Kendati demikian, nilai-nilai Pancasila merefleksikan nilai-nilai Islam. ”Nilai Islam itu tercitrakan dalam sila pertama, Ketuhanan Yang Maha Esa, yang menggambarkan keyakinan warga bangsa kepada Tuhan Yang Maha Esa, yang juga merupakan salah satu nilai dan prinsip penting dalam Islam,” ujar Mahfud.
Baca juga: Islam dan Pancasila
Nilai-nilai Islam juga mewujud dalam empat sila lainnya, yakni kemanusiaan, persatuan, permusyawaratan atau demokrasi, dan keadilan sosial. Nilai-nilai itu juga merupakan prinsip di dalam Islam dan merupakan nilai yang ak dapat dilepaskan dari substansi Islam sebagai agama rahmatan lil alamin. Karena itu, Islam sama sekali tak bertentangan dengan nilai-nilai Pancasila. Islam pun kompatibel dengan nilai-nilai demokrasi.
Mahfud mengatakan, konstitusi Indonesia menegaskan kemerdekaan adalah hak seluruh bangsa. Kemanusiaan dan nilai-nilai universal atas HAM yang berlaku umum di dunia juga dijunjung tinggi oleh Indonesia.
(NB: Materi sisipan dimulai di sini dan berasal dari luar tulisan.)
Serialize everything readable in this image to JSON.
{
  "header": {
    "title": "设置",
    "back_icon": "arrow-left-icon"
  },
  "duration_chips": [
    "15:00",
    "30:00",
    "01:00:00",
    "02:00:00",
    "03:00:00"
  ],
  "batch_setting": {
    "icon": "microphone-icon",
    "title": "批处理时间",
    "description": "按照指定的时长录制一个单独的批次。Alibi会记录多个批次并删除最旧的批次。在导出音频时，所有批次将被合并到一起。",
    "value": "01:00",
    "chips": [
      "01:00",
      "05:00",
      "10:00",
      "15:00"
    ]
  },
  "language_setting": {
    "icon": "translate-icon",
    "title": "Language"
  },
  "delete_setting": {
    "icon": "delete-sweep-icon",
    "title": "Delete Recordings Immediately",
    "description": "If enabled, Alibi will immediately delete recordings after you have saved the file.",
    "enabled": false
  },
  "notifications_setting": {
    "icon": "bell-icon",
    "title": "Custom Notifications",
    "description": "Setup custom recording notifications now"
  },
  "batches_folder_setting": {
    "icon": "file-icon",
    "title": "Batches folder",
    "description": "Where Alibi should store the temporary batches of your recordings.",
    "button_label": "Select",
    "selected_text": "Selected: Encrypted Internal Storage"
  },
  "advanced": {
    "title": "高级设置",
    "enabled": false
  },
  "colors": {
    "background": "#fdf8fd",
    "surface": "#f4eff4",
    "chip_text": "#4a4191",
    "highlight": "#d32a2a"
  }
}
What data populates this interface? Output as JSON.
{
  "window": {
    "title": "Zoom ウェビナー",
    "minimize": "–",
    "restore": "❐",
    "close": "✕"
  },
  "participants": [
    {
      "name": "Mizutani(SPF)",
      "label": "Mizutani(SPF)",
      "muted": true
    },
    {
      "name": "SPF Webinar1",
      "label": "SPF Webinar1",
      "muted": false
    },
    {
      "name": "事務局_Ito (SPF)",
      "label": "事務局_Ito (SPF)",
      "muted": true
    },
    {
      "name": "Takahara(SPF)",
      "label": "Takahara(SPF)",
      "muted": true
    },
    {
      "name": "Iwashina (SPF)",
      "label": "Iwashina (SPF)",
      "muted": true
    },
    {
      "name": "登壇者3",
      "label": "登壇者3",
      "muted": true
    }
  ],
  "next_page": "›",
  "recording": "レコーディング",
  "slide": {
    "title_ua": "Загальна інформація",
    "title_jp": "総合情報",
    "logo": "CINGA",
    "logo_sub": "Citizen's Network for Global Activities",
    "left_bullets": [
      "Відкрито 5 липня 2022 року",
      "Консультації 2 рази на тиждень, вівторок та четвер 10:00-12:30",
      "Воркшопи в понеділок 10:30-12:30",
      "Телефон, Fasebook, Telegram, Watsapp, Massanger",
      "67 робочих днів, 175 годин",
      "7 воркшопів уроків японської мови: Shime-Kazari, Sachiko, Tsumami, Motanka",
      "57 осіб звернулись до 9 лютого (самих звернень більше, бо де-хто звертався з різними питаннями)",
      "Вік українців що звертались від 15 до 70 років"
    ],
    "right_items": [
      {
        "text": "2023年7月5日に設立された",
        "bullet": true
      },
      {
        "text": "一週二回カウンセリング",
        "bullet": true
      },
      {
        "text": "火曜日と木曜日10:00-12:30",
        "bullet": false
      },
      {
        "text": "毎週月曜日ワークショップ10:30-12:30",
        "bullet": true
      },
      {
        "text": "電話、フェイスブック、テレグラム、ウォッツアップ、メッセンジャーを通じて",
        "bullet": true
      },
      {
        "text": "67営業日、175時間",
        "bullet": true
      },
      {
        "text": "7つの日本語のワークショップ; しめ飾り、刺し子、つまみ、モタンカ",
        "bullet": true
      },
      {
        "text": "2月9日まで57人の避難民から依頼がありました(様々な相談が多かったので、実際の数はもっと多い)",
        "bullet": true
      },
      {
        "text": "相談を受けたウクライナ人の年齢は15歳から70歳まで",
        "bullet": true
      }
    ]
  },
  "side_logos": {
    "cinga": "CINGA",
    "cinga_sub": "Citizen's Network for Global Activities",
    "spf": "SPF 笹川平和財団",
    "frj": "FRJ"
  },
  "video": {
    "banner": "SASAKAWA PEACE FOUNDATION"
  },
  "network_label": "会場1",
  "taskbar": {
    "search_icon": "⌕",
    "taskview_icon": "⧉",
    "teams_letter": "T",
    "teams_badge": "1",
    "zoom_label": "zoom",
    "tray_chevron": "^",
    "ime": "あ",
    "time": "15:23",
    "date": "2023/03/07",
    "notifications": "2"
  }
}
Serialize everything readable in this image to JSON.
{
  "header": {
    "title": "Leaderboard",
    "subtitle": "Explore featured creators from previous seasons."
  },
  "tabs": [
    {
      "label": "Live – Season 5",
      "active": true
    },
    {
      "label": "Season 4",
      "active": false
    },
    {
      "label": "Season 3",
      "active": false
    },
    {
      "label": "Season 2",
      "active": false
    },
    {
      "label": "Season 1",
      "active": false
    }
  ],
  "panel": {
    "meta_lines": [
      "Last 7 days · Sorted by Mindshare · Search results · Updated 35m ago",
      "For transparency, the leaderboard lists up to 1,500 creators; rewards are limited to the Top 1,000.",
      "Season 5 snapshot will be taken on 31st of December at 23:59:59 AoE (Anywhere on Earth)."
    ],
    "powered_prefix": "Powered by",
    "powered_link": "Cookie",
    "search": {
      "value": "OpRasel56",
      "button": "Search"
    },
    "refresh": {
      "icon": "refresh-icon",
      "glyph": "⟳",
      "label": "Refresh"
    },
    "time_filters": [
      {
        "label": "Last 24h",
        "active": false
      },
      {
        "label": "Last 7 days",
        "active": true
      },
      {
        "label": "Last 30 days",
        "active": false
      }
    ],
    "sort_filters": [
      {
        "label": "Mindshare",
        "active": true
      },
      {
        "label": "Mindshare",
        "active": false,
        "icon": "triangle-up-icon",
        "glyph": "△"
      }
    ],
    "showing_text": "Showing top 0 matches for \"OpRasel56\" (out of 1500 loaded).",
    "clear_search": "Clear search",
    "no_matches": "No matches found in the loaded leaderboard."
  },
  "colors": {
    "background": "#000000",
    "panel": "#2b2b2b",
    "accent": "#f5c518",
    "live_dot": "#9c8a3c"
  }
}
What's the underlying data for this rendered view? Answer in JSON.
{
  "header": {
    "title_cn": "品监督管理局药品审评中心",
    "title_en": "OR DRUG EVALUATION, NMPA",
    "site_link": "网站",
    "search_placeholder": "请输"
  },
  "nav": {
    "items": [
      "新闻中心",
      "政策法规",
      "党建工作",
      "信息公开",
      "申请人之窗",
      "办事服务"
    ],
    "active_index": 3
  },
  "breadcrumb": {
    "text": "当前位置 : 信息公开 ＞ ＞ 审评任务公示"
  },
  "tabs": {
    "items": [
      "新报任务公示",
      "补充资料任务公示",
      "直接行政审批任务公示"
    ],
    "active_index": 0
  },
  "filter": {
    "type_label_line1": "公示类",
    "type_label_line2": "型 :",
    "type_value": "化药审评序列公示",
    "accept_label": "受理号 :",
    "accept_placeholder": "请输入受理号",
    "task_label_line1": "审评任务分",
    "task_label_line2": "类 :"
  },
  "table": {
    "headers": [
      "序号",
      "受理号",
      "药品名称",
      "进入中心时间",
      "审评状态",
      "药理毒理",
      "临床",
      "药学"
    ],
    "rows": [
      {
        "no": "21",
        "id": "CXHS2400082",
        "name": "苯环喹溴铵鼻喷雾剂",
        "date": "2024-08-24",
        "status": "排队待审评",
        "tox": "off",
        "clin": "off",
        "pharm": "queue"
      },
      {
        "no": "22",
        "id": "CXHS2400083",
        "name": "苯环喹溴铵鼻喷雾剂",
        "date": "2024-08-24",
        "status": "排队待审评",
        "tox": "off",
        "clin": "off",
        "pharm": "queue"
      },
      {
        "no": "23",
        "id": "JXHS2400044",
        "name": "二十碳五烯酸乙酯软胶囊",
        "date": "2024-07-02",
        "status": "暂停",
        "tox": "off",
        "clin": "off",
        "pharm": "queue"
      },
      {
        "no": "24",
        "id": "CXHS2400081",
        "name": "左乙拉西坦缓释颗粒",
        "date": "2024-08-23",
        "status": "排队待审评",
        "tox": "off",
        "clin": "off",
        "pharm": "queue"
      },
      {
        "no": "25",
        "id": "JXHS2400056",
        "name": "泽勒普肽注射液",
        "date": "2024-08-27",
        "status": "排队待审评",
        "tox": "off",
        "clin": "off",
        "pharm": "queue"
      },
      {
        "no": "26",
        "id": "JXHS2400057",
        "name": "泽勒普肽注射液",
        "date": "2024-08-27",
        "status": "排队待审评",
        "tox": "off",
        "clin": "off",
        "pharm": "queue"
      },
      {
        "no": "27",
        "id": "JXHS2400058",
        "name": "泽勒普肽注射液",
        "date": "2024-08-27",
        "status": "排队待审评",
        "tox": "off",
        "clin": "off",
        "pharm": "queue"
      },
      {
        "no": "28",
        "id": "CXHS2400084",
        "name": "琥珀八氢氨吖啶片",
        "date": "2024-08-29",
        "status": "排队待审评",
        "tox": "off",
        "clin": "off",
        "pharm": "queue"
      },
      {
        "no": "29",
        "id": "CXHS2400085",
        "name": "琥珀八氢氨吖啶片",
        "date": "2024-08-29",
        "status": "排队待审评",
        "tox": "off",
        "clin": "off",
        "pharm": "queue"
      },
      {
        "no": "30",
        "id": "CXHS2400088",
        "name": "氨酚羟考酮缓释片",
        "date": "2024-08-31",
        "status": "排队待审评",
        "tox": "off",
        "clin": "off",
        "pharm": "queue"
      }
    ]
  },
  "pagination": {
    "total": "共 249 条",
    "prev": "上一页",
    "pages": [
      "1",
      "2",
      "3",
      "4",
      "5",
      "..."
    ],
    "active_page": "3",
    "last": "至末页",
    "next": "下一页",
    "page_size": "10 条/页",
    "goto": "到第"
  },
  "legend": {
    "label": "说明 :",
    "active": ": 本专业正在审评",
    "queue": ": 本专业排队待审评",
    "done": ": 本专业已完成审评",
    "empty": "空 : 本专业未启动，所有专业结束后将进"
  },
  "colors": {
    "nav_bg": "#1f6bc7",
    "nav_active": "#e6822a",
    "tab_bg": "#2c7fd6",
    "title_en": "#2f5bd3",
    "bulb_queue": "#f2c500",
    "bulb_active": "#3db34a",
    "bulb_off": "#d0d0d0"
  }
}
Indonesia telah meratifikasi konvensi internasional tentang perlindungan HAM. Di berbagai regulasi juga dijamin berbagai hak dasar, termasuk hak beribadah dan beragama, hak berpendapat dan berekspresi, hak hidup, dan jaminan atas kesejahteraan.
Nilai-nilai Islam juga mewujud dalam empat sila lainnya, yakni kemanusiaan, persatuan, permusyawaratan atau demokrasi, dan keadilan sosial
Kolaborasi
Rikard Bagun mengatakan, Islam, Pancasila, dan nilai-nilai HAM diharapkan bisa berkolaborasi dalam menjembatani terciptanya nilai-nilai peradaban pada abad ke-21. Dalam situasi dunia yang sedang krisis, yang digambarkan dengan istilah VUCCA, yakni volatility (perubahan cepat/kelabilan), uncertainty (ketidakpastian), complexity (kompleksitas/kerumitan), dan ambiguity (ambiguitas/kebimbangan), maka ketiga pilar itu dapat mengambil kesempatan untuk bekerja sama dalam membangun peradaban dunia dengan berbagai nilai mulia yang sama.
Sekalipun ketiganya berasal dari sosio-kultural yang berbeda, yakni prinsip rahmatan lil alamin dari Islam, Pancasila dari Indonesia, dan HAM dari dunia Barat, jika kekuatan itu berkolaborasi mengadvokasi nilai-nilai bersama, seperti perdamaian, persatuan dalam perbedaan, hidup damai dan berdampingan, serta kebahagiaan, maka dampaknya akan luar biasa bagi kemanusiaan.
”Sikap saling menghargai terhadap perbedaan sangat penting di dalam kehidupan masyarakat yang majemuk, baik dalam hal etnisitas, agama, bahasa, dan sebagainya. Lebih penting lagi ialah bagaimana kemajemukan itu dapat menjadi kekuatan yang menyatukan,” ungkapnya.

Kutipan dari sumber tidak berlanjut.